With drugs overdose deaths continuing to soar, the Union of B.C. Municipalities has called on the provincial government to up its game in fighting the opioid crisis.
A resolution put before delegates at this year’s virtual convention, said B.C. faces two public health emergencies with the COVID-19 crisis declared in March 2020, and the overdose crisis declared in April 2016.
On Sept. 23 alone, the B.C. Coroners Service said there were 147 illicit drug toxicity deaths reported in August, which is a 71% increase over the number of deaths in August 2019.
So far in 2020, Whistler Coun. Jen Ford said, more than 900 British Columbians have died this year alone. She said more services have been requested for 15 years.

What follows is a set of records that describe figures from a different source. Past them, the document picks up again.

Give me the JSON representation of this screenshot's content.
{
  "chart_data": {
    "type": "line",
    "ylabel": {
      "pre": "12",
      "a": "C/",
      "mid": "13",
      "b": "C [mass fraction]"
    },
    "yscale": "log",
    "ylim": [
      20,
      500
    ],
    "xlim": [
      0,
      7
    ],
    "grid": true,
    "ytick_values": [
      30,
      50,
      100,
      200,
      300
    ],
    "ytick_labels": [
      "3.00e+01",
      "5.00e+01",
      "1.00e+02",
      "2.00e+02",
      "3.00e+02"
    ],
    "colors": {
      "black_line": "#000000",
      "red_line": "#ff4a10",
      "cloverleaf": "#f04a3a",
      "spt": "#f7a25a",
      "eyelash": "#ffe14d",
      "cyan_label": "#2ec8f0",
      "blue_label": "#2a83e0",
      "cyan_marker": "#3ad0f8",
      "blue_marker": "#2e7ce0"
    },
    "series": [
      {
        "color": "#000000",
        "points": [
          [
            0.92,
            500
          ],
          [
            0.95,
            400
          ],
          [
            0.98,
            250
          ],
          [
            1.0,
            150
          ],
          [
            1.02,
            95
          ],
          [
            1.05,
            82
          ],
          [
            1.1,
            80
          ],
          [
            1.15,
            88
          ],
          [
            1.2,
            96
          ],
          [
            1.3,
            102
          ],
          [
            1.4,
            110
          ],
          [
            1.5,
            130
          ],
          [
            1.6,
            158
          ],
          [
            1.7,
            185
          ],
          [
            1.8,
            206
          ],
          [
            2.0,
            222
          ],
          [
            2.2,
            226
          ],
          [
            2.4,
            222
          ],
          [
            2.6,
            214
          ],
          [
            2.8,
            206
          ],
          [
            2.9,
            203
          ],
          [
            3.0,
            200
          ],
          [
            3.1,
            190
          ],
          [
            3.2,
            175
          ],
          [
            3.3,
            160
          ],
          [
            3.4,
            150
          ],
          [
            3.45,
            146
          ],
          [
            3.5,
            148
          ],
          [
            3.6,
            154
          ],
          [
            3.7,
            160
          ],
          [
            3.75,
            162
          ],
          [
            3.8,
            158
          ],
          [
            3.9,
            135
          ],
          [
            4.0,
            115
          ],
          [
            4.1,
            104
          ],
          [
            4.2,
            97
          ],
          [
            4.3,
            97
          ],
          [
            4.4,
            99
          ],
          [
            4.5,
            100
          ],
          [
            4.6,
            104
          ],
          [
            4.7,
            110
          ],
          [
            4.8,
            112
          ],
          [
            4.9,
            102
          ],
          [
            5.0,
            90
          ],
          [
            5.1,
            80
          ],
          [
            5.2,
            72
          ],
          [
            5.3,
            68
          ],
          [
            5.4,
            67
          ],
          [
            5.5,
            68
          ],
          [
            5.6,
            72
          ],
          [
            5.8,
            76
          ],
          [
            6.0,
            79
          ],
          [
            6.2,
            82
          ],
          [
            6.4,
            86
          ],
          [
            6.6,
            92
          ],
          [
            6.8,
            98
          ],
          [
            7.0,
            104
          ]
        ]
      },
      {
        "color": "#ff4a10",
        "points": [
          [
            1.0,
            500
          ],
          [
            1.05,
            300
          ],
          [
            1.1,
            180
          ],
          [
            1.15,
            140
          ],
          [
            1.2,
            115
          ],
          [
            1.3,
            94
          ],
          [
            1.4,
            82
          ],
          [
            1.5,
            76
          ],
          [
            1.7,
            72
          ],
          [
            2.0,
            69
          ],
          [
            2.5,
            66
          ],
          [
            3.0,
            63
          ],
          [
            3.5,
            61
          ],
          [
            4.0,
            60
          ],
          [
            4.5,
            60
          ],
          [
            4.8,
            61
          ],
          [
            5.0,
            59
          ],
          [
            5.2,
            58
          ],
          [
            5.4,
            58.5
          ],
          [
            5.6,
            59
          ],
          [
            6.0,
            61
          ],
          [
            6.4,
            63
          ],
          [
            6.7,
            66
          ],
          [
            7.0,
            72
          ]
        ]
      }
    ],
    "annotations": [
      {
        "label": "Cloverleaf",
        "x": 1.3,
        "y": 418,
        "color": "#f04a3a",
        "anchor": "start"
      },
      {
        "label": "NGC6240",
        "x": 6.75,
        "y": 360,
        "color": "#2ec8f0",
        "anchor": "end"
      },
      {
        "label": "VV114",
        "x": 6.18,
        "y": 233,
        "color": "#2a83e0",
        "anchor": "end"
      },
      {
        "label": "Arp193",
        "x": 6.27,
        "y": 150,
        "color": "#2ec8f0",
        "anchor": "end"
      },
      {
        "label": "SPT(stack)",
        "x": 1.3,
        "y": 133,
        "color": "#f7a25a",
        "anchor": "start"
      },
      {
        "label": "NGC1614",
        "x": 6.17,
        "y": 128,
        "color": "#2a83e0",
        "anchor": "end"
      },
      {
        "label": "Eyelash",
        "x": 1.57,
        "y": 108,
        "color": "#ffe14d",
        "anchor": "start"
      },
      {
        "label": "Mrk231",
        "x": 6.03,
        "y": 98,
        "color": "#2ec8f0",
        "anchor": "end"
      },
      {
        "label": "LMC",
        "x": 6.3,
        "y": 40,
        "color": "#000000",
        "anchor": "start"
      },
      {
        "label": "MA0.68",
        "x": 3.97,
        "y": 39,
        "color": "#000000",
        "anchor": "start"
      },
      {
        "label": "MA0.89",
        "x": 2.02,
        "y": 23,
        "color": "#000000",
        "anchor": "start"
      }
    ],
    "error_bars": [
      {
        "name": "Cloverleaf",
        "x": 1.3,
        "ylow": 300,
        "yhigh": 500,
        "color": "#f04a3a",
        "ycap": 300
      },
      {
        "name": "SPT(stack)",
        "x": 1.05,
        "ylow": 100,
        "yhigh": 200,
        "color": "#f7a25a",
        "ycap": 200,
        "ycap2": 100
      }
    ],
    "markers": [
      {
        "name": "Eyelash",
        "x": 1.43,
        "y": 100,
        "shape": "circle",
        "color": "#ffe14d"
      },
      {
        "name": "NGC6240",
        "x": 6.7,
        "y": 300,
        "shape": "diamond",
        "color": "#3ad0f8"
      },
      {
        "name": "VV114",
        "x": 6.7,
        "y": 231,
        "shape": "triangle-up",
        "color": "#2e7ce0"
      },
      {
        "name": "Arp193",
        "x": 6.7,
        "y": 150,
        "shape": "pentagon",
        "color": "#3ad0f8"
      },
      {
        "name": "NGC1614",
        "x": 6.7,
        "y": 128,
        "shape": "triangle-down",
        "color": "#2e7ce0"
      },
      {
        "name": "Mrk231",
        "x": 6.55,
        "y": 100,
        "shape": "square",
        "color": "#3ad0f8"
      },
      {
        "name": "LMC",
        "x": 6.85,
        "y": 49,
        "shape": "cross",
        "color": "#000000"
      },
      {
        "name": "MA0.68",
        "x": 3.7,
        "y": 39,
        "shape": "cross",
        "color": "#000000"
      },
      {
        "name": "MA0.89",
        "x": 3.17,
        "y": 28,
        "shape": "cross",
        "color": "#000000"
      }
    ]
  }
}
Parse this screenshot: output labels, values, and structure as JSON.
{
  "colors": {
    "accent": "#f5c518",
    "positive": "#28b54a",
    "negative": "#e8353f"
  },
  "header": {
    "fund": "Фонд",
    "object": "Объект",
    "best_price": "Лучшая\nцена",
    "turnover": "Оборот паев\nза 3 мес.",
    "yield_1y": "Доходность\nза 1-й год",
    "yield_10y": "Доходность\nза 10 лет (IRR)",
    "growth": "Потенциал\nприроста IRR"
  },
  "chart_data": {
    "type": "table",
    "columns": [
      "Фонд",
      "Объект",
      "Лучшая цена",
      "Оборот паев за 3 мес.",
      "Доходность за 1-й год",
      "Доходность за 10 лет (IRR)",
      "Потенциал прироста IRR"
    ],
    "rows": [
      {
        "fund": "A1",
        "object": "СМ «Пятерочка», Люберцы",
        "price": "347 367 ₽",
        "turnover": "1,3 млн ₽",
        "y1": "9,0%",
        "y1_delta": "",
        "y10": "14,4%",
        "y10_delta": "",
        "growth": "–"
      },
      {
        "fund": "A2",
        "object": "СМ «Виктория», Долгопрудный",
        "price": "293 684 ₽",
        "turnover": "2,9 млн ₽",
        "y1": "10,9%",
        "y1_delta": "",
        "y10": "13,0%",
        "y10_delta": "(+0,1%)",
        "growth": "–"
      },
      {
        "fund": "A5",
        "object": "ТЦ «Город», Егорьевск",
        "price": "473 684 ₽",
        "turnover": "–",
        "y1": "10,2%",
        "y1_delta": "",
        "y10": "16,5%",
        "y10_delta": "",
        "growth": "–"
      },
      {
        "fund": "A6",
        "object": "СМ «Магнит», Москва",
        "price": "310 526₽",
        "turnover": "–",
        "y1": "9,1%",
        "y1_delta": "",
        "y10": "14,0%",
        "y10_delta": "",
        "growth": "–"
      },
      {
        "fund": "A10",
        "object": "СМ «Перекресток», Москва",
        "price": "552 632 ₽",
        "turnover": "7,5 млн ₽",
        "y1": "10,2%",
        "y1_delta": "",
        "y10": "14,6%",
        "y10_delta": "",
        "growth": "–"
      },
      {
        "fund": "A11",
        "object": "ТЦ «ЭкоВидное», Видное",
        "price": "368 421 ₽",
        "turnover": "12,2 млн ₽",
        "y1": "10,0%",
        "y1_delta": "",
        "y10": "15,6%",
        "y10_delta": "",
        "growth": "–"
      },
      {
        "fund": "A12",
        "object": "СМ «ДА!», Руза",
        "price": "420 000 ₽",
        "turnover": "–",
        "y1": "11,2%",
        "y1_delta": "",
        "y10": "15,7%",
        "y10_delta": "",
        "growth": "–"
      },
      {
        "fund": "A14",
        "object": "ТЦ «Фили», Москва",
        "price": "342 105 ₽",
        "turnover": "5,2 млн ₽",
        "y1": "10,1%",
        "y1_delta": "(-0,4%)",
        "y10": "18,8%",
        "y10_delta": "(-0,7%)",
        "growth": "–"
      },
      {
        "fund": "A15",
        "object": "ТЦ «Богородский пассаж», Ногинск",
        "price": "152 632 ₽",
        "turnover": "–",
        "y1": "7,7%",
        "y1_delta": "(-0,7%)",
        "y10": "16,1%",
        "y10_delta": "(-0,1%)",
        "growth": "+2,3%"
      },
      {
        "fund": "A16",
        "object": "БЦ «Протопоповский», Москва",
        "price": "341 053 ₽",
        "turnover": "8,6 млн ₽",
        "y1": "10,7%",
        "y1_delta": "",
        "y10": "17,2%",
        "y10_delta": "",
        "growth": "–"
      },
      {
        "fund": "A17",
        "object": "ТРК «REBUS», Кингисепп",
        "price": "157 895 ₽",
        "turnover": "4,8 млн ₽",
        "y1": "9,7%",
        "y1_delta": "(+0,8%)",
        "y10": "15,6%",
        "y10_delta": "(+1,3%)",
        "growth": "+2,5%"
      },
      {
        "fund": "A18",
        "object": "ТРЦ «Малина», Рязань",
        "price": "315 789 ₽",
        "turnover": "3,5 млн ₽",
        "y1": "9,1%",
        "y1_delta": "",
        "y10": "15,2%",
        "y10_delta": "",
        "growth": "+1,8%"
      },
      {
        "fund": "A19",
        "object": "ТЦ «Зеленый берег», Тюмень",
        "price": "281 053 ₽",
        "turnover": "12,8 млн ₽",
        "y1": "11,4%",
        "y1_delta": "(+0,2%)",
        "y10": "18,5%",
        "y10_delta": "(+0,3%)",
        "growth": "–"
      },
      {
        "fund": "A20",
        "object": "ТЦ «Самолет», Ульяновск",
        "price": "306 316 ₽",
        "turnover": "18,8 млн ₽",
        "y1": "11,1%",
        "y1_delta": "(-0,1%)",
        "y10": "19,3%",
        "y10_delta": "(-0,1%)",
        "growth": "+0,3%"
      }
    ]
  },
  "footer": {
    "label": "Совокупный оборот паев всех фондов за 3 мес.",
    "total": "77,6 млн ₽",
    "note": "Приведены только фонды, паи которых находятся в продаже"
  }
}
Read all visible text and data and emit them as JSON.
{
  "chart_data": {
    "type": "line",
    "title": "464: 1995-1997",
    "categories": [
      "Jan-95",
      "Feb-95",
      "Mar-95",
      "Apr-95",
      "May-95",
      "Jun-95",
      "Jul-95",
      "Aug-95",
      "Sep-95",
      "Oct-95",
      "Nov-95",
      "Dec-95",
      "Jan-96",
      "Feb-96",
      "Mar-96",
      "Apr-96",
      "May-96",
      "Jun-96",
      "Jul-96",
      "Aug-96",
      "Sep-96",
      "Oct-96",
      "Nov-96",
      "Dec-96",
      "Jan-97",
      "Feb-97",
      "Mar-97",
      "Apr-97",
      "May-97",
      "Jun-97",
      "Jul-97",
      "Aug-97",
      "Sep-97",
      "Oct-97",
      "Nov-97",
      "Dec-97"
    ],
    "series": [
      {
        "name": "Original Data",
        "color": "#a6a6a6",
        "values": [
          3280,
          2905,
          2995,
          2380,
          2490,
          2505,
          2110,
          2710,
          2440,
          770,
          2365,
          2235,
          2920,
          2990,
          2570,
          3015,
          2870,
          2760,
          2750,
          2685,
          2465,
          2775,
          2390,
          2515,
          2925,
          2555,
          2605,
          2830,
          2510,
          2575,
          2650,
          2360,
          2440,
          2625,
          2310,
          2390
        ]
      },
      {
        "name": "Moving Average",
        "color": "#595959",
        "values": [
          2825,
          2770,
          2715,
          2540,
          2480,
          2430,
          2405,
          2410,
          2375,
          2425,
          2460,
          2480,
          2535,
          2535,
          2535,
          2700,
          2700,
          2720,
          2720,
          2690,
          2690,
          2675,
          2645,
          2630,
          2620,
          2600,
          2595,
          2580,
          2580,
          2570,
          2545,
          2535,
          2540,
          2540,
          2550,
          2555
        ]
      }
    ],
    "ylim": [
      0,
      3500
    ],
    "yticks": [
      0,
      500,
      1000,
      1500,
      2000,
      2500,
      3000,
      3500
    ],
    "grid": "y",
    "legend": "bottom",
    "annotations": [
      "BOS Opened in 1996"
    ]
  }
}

The resolution was approved by a vote of 93%.
The UBCM called for:
• ongoing, sustained funding to address the overdose public health emergency;
• implementing a province-wide agreement between police and mental health officials on the management of mental health patients in emergency wards;
• developing integrated teams of health, police, and other officials on a 24-hour basis to manage individuals with mental health issues; and
• introducing additional long-term care beds to deal specifically with mental illness cases.
Specifically, the resolution recommends:
• a long term, multi-faceted strategy to address mental health and addictions issues including integrated health and psychiatric care, criminal justice reform, and access to affordable housing;
• adequate level of resourcing and facilities for providing mental health and addiction services;
• Changes to WorkSafe BC procedures to allow faster approval for mental health services for first responders;
• funding for a child and youth mental health and substance use collaborative;
• additional funds for mental health and addictions services on the Riverview lands;
• spaces for observed inhalation sites for overdose prevention; and
• additional rehabilitation facilities and beds in every local government area in B.C.
Further, the resolution noted, those with opioid use disorder are subject to an unpredictable and highly-toxic drug supply, and require safer alternatives to reduce the risk of overdose harm.
The increasing demand on police services responding to mental health and addictions issues also needs addressing, the resolution said.